Peter Kresánek (born 1 January 1951 in Bratislava, Czechoslovakia) is a Slovak politician, former member of the Slovak parliament from 1998 to 2002 and former Mayor of Bratislava from 1990 to 1998.

== Early career ==
He attended SVŠ Vazovova in Bratislava (1966–1969) and the Faculty of Arts of the Comenius University in Bratislava (1969–1974). His desk was History of art and architecture. He is fluent in English, German and Russian.

== Political career ==
On 16 January 2000 Peter Kresánek was one of the co-founders of Slovak Democratic Christian Movement (Slovak: Slovenská demokratická a kresťanská únia (SDKÚ)). Before, he was a member of Christian Democratic Movement (Slovak: Kresťanskodemokratické hnutie (KDH)).

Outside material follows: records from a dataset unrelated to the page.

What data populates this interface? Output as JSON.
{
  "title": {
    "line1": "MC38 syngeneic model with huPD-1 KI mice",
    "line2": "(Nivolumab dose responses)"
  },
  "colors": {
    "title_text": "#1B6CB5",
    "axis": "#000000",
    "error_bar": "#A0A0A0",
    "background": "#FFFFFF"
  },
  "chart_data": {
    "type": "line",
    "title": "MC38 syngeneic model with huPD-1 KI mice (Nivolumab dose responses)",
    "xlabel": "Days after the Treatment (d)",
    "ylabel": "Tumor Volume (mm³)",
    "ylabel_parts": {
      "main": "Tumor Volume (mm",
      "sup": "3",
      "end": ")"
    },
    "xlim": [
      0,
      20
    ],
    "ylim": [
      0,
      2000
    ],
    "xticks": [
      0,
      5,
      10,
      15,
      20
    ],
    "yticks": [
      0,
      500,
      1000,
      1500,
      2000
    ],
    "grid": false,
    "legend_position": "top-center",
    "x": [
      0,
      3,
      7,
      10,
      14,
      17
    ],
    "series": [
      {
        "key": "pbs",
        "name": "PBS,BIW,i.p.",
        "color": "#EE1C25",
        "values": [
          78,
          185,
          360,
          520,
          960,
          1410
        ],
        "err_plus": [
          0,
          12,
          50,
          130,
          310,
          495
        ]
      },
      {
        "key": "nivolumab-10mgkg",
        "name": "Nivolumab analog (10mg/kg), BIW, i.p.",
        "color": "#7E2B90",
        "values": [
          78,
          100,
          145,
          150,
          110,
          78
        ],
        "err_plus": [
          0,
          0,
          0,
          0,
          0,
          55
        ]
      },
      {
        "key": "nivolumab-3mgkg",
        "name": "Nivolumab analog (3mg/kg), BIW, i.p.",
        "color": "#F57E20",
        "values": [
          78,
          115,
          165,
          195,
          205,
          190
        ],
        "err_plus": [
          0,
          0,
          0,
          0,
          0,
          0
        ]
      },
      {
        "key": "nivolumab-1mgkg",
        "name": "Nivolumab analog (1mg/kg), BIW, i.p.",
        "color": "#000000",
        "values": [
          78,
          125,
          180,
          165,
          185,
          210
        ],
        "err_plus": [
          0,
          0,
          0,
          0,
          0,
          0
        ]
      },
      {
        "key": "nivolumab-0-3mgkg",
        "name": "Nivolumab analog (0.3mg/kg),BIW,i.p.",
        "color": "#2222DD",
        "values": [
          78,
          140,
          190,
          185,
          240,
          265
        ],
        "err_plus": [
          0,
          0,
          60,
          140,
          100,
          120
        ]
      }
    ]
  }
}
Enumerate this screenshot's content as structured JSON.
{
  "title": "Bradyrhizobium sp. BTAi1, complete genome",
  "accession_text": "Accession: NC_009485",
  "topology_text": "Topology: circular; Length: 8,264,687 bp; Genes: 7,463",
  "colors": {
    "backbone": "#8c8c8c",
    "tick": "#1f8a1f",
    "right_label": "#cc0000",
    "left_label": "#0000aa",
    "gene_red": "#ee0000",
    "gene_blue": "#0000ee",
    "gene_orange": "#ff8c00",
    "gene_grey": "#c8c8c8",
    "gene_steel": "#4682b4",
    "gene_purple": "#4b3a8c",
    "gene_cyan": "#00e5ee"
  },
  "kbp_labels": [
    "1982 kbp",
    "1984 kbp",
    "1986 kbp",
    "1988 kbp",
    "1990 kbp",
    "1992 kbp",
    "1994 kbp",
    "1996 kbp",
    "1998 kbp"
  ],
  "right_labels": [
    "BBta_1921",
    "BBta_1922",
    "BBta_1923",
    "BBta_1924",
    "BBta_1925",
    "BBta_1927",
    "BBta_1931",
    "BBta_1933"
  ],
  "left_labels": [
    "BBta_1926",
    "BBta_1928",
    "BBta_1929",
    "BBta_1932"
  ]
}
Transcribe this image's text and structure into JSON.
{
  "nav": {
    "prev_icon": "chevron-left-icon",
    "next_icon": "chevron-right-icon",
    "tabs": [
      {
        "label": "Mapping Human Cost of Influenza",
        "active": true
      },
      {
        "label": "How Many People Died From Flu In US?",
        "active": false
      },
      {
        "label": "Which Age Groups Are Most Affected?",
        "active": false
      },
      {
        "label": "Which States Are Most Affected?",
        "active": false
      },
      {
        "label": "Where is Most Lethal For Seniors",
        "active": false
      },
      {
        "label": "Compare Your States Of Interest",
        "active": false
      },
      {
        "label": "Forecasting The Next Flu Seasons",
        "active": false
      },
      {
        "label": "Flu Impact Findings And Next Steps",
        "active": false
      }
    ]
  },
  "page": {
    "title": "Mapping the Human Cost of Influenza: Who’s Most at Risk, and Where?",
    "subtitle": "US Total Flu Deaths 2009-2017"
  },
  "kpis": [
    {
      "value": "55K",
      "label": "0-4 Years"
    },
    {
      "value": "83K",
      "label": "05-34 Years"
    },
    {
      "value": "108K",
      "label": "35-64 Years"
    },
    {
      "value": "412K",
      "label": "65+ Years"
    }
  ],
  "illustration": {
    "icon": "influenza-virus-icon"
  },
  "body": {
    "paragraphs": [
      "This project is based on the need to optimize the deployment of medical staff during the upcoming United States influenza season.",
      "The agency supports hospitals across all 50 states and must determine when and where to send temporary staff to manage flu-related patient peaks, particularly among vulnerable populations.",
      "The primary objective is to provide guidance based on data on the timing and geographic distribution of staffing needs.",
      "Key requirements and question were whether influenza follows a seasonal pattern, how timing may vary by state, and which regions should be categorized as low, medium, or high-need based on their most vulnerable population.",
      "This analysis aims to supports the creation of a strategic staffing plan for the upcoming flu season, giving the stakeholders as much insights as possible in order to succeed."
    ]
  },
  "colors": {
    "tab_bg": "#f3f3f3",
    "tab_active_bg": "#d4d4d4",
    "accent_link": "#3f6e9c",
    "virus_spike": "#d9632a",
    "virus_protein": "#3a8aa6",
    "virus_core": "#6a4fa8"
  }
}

== Case little trains (Kauza vlaciky) ==
The case involved the buying of 35 leightweigt motor trains with ties to the Minister of Transport Jozef Macejka (SDKU) and the Prime Minister of Slovakia Mikuláš Dzurinda (SDKU). There was a police investigation but no one was charged. At a political level, Prime Minister Dzurinda recalled Jozef Macejka from his post of Minister.

A letter written by Peter Kresánek to the Prime Minister of Slovakia at that time Mikuláš Dzurinda leaked to the public. It contained the legendary line: "Gabo (note: a very familiar form of Gabriel (Palacka) who was the treasurer of Slovak Democratic and Christian Union – Democratic Party) takes the thing alternatively according to the fact that the background is the same for the party." Peter Kresánek was later expelled from his political party SDKU.

== Responsibility ==
As the Mayor of Bratislava Peter Kresánek supervised the sale of city buildings to various (at that time) opposition political parties, including the headquarters of SDĽ and DÚ. For example a similar demand by coalition party SNS was denied. The most scandalous sale was a large building on Žabotova street (today the headquarters of KDH), which was sold under non-transparent circumstances in 1997 for a fraction of its cost. Analysts from one company (P67 Value) estimated that Mayor Kresánek's additions to the contract alone cost the city 4 million crowns.

Kresánek is also politically responsible for bringing the public transport in Bratislava to the brink of collapse. Despite the city continuing to grow, under his tenure the bus service was reduced for the first time on 18 April 1994. On 5 September 1994 the bus lines were reduced again. The management of public transport under his tenure as Mayor of Bratislava resulted in a situation when in mid-1990s during peak hours it was common for people only being able to squeeze themselves into the second or third bus in a row at some busy bus stops. The undignified conditions in public transport and strong preference of personal transport within the city infrastructure coupled with the new economic freedom caused a surge in personal vehicles in Bratislava, creating transport problems for years to come.

== Personal ==
Kresánek is married with his wife Mária and has three children. He lives in Bratislava.